From your suggested use of tar, I presume you're using Unix. That given, bacula is rock-solid. It is somewhat painful to set up, but once you get it configured it does its thing with great reliability. There are a number of features you can use - multiple clients (of course), multiple tape drives, unix/windows clients (and probably MacOS too, though I can't say for sure), encrypted backup tapes, bare-metal restores (and other disaster-recovery features), backups to disc or WORM media (eg, DVD-R). I haven't used all of these features, but I've used a lot of them, and bacula has saved my bacon on a number of occasions - and my users' bacon on many more.

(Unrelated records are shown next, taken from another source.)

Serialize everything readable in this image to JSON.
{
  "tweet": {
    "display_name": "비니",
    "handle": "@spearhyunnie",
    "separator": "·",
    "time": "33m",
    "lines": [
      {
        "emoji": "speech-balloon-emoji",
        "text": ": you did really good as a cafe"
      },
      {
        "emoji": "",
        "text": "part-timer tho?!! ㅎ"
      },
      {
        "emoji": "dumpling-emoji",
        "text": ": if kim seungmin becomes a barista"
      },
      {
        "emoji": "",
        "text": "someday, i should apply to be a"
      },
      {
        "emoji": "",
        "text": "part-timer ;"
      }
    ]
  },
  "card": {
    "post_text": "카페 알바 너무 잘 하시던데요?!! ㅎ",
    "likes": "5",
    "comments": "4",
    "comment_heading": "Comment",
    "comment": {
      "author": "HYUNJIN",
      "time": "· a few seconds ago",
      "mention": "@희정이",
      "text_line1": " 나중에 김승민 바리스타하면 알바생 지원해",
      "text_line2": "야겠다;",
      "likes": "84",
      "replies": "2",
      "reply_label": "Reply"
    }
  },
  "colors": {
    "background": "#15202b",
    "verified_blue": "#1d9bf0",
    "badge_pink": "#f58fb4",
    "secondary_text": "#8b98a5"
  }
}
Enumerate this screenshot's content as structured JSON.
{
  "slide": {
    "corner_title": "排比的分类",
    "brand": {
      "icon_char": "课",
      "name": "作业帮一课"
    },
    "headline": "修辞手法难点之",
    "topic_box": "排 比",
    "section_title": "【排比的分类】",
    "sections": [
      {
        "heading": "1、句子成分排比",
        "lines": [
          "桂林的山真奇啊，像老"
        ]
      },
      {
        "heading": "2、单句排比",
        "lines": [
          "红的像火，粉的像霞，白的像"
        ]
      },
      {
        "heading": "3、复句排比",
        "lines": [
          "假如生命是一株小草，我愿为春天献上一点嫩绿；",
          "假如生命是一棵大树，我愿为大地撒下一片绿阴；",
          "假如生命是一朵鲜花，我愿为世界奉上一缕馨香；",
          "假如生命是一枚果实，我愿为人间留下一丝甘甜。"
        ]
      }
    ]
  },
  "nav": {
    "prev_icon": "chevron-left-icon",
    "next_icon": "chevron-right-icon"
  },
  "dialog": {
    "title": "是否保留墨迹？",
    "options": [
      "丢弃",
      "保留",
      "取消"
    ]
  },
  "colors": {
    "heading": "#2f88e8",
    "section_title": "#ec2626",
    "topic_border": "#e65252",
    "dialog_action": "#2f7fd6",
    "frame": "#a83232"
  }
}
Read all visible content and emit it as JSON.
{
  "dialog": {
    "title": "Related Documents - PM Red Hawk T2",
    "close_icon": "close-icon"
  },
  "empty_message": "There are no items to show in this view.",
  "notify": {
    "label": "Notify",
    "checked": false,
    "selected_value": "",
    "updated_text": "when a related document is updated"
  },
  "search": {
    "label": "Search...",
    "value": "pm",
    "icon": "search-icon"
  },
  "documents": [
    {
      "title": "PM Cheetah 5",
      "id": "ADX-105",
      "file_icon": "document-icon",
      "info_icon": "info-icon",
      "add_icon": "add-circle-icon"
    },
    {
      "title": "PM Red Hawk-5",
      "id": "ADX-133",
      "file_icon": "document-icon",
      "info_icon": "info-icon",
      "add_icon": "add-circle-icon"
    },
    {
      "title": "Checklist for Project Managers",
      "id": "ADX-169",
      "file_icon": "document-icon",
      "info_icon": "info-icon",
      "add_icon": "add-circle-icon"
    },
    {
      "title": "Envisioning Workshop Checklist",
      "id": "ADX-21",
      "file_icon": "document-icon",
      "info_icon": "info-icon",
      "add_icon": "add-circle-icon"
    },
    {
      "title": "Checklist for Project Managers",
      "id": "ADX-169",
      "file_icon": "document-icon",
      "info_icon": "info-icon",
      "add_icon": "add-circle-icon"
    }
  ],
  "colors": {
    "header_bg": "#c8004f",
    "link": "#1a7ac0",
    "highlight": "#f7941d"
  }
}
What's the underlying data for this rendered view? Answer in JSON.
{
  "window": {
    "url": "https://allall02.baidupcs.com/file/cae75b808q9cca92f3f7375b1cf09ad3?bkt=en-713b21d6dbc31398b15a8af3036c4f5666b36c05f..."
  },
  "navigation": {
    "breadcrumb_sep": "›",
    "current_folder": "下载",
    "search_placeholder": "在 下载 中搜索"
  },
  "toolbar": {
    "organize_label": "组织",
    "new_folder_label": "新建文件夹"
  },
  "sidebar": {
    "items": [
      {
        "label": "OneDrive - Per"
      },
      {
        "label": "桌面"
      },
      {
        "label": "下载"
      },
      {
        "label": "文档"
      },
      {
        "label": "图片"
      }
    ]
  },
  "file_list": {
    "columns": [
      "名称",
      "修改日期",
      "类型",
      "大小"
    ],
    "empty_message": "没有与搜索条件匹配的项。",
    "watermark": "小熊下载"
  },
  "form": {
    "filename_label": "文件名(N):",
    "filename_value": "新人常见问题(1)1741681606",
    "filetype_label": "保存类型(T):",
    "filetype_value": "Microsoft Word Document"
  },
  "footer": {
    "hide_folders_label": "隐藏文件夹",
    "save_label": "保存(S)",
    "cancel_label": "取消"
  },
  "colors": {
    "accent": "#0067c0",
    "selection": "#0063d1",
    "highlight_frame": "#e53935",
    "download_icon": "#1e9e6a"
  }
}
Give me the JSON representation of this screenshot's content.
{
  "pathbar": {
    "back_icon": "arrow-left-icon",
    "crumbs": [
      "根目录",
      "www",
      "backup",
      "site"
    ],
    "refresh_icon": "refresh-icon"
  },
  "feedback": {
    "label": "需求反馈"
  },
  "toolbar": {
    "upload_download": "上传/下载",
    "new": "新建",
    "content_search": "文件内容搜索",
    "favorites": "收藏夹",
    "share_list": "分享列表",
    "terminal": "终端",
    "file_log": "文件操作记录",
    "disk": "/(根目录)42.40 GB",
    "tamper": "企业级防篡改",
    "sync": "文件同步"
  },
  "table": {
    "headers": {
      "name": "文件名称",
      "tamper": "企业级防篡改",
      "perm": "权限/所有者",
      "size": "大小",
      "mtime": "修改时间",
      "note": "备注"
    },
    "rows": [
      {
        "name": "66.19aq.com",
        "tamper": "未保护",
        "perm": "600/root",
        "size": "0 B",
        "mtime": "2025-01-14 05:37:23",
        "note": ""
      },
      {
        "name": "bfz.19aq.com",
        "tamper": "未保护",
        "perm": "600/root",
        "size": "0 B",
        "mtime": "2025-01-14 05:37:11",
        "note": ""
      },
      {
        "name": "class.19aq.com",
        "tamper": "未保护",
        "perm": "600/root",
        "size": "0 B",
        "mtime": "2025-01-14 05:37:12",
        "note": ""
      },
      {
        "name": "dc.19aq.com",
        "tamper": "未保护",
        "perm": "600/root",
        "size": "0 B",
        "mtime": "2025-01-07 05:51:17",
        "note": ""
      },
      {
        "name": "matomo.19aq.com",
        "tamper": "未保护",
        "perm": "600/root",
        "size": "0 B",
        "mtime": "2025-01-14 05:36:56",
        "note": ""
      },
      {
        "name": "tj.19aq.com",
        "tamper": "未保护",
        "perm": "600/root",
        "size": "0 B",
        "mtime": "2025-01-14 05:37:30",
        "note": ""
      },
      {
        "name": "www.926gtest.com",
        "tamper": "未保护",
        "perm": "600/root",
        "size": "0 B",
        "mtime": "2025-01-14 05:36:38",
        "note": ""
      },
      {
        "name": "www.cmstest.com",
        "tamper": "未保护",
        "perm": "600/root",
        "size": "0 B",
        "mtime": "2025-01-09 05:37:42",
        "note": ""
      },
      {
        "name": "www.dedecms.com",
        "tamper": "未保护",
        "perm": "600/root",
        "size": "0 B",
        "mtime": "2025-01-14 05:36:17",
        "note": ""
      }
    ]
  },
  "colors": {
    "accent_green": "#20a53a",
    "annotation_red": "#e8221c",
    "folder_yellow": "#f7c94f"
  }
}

One suggestion I'll pass on from a colleague, with which I'd agree, is that bacula works much better with a tape library than it does with a single tape drive. An old stacker can be had for a song (I use a 6-tape DDS-4 stacker at home, which I picked up for less than £200), and if you're talking about tens of gigabytes and thousands of files, I suggest that such an investment is probably within your grasp.
I also accept that prevailing wisdom is that disc is now so cheap that backup to sequential-storage devices (ie, tape) is an old man's technology. All I can say is that for the price of another box of tapes, I can extend my point-in-time restore capability from four months to eight, and that tapes not in use can be offsited much more easily than an HDD could.